One of the biggest reasons for these types of issues in the diagnostic realm is a lack of reliable and robust data required for building accurate algorithms and models. First, there’s the issue of accessing the data, which often lives in the EHR, and most EHR companies are not in the business of building diagnostic AI tools - although there is some evidence that these interoperability challenges are improving. Then there’s the hurdle of ensuring that the data being used is accurate and consistent. Most healthcare systems use less than 20% of their data for AI, and if AI tools are using models based on unclean data, a lot of incorrect and potentially harmful results could be realized.
“Big data analytics has potential, but healthcare data is very difficult to handle in comparison with business data,” says Yufei Yuan, Professor of Information Systems at McMaster University.
“Another issue is accountability. When using AI-based diagnoses, who will be responsible for mistakes? The designer or the user?”

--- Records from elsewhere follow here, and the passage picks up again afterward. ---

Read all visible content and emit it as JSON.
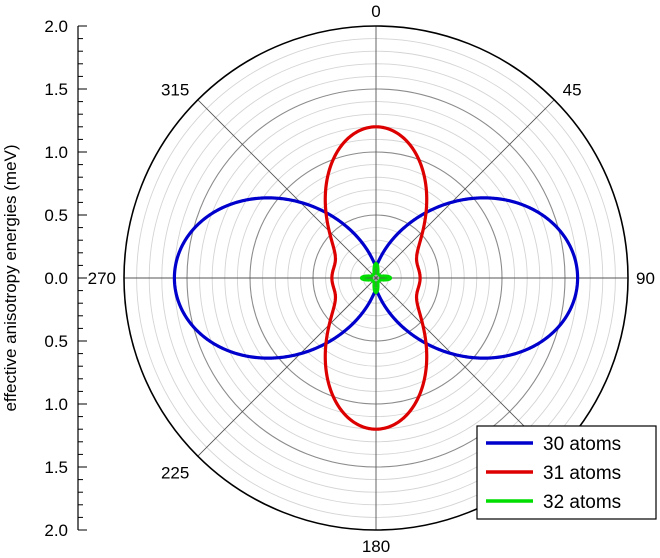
{
  "chart_data": {
    "type": "polar-line",
    "ylabel": "effective anisotropy energies (meV)",
    "radial_axis": {
      "range": [
        0,
        2.0
      ],
      "tick_labels": [
        "2.0",
        "1.5",
        "1.0",
        "0.5",
        "0.0",
        "0.5",
        "1.0",
        "1.5",
        "2.0"
      ]
    },
    "angular_ticks": [
      {
        "angle": 0,
        "label": "0"
      },
      {
        "angle": 45,
        "label": "45"
      },
      {
        "angle": 90,
        "label": "90"
      },
      {
        "angle": 180,
        "label": "180"
      },
      {
        "angle": 225,
        "label": "225"
      },
      {
        "angle": 270,
        "label": "270"
      },
      {
        "angle": 315,
        "label": "315"
      }
    ],
    "grid": true,
    "legend_position": "bottom-right",
    "series": [
      {
        "name": "30 atoms",
        "color": "#0000cc",
        "model": "a*|sin^2(theta)| + c",
        "a": 1.5,
        "c": 0.1
      },
      {
        "name": "31 atoms",
        "color": "#dd0000",
        "model": "a*cos^2(theta) + b*cos^2(2*theta) + c",
        "a": 0.85,
        "b": 0.25,
        "c": 0.1
      },
      {
        "name": "32 atoms",
        "color": "#00dd00",
        "model": "c + a*|cos(2*theta)|^8",
        "a": 0.08,
        "c": 0.035
      }
    ]
  }
}
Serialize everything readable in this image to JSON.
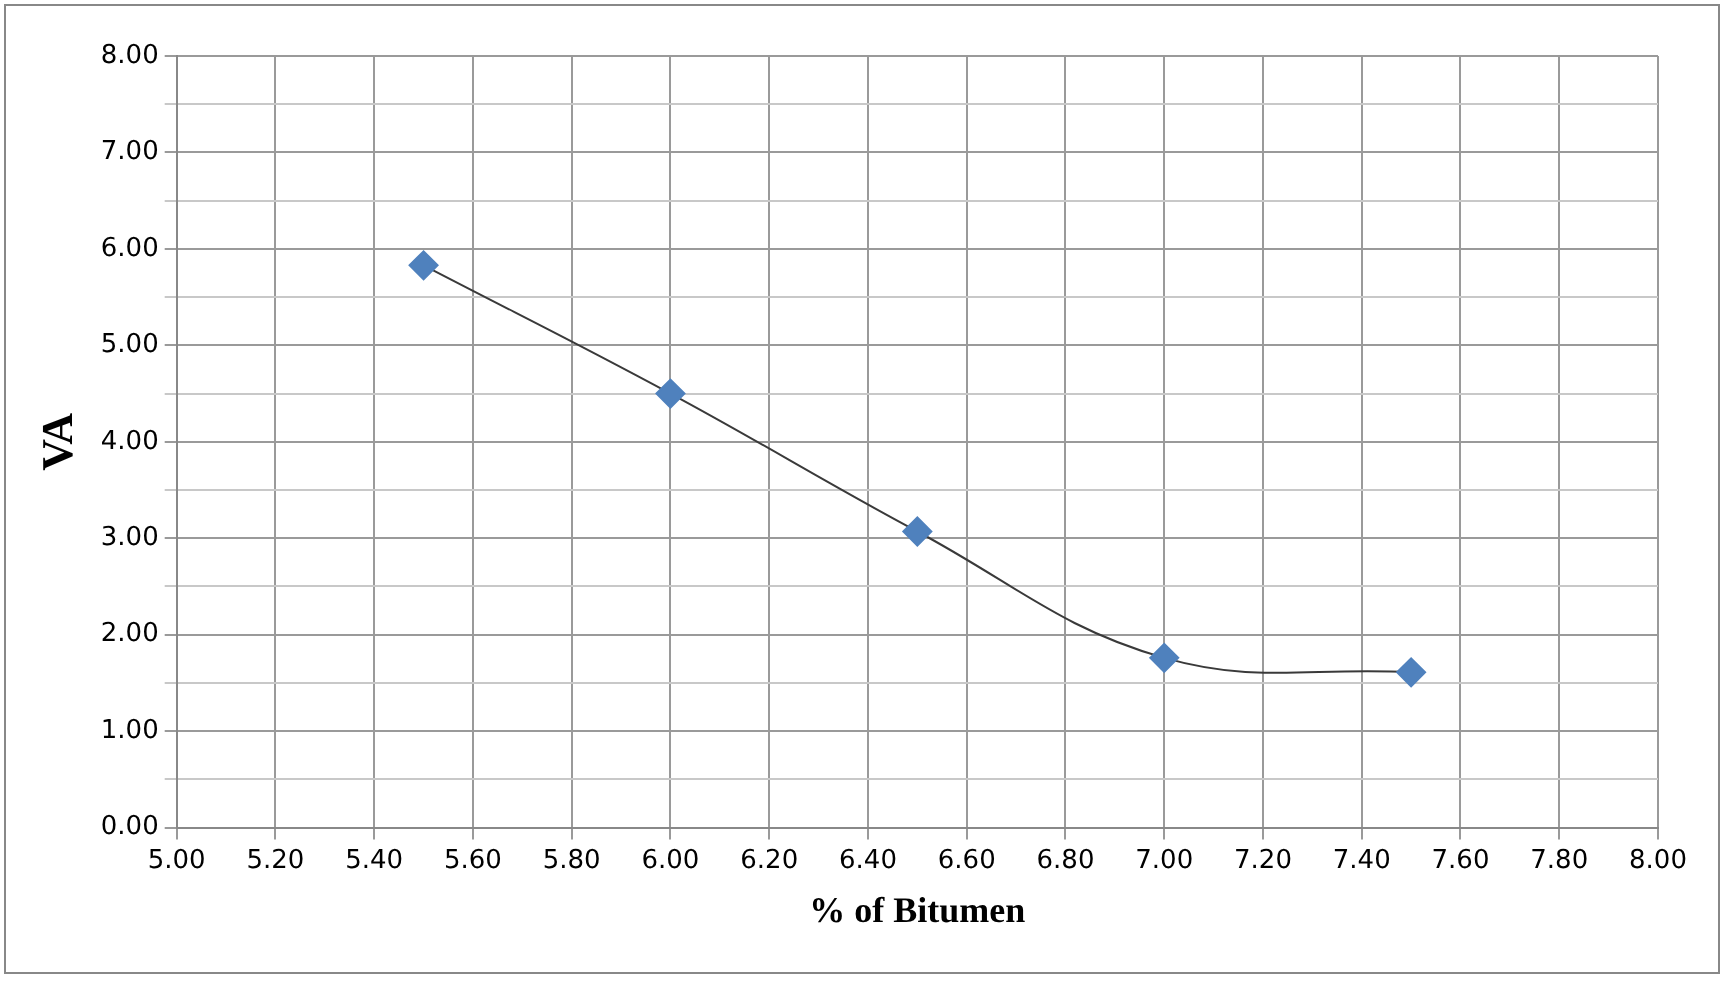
{
  "chart_data": {
    "type": "line",
    "xlabel": "% of Bitumen",
    "ylabel": "VA",
    "x": [
      5.5,
      6.0,
      6.5,
      7.0,
      7.5
    ],
    "series": [
      {
        "color": "#4f81bd",
        "values": [
          5.83,
          4.5,
          3.07,
          1.76,
          1.61
        ]
      }
    ],
    "xlim": [
      5.0,
      8.0
    ],
    "xticks": [
      {
        "value": 5.0,
        "label": "5.00"
      },
      {
        "value": 5.2,
        "label": "5.20"
      },
      {
        "value": 5.4,
        "label": "5.40"
      },
      {
        "value": 5.6,
        "label": "5.60"
      },
      {
        "value": 5.8,
        "label": "5.80"
      },
      {
        "value": 6.0,
        "label": "6.00"
      },
      {
        "value": 6.2,
        "label": "6.20"
      },
      {
        "value": 6.4,
        "label": "6.40"
      },
      {
        "value": 6.6,
        "label": "6.60"
      },
      {
        "value": 6.8,
        "label": "6.80"
      },
      {
        "value": 7.0,
        "label": "7.00"
      },
      {
        "value": 7.2,
        "label": "7.20"
      },
      {
        "value": 7.4,
        "label": "7.40"
      },
      {
        "value": 7.6,
        "label": "7.60"
      },
      {
        "value": 7.8,
        "label": "7.80"
      },
      {
        "value": 8.0,
        "label": "8.00"
      }
    ],
    "ylim": [
      0,
      8
    ],
    "yticks": [
      {
        "value": 0,
        "label": "0.00"
      },
      {
        "value": 0.5,
        "label": null
      },
      {
        "value": 1,
        "label": "1.00"
      },
      {
        "value": 1.5,
        "label": null
      },
      {
        "value": 2,
        "label": "2.00"
      },
      {
        "value": 2.5,
        "label": null
      },
      {
        "value": 3,
        "label": "3.00"
      },
      {
        "value": 3.5,
        "label": null
      },
      {
        "value": 4,
        "label": "4.00"
      },
      {
        "value": 4.5,
        "label": null
      },
      {
        "value": 5,
        "label": "5.00"
      },
      {
        "value": 5.5,
        "label": null
      },
      {
        "value": 6,
        "label": "6.00"
      },
      {
        "value": 6.5,
        "label": null
      },
      {
        "value": 7,
        "label": "7.00"
      },
      {
        "value": 7.5,
        "label": null
      },
      {
        "value": 8,
        "label": "8.00"
      }
    ],
    "grid": true,
    "legend": false,
    "marker": "diamond",
    "line_style": "solid"
  }
}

Biases in data represent a third obstacle that often becomes entangled with ethical concerns, particularly facial recognition data which has been fraught with controversy in recent years. Facebook settled a class action lawsuit brought in 2015 that violated Illinois’ biometric privacy laws with their facial recognition data, and other states, such as Washington have either passed, or are beginning to introduce bills that curb facial recognition tools used by law enforcement. In the healthcare space, however, biases have different consequences. Basing models off of data from a particular population may lead to predictions that are not necessarily applicable to other populations who may have less access to healthcare services. If providers do not understand how their AI tools are coming to their conclusions, it’s hard to put full faith in their recommendations.
Not all facial recognition tools have harmful consequences though. NLP, facial recognition and computer vision systems have helped practitioners identify markers for certain mental health conditions and can support initial psychological screenings.
There’s also much optimism for AI-based medical imaging products. The Centers for Medicare and Medicaid (CMS) approved the first-ever reimbursement this year for a deep-learning based product by Viz.ai that uses a system to detect blockages in the brain. The FDA has also approved several AI-based diagnostic software in the last couple of years, such as IDx-DR for diabetic retinopathy detection and Imagen OsteoDetect software for wrist fracture detection.
Other developments on the horizon include AI-designed drugs. A clinical trial for a medication to treat OCD is underway in Japan, and graph neural networks have been tested out for new antibiotic compounds over the past year as well.
AI undoubtedly shows promise, and investment in the technology signals its potential. Roughly 500 AI startups raised over $8.4 billion of funding in Q1 of this year, and 44% of respondents in the Top of Mind survey reported increasing their AI investment as a result of the pandemic. Still, AI technology that drastically improves clinical outcomes leaves much to be desired.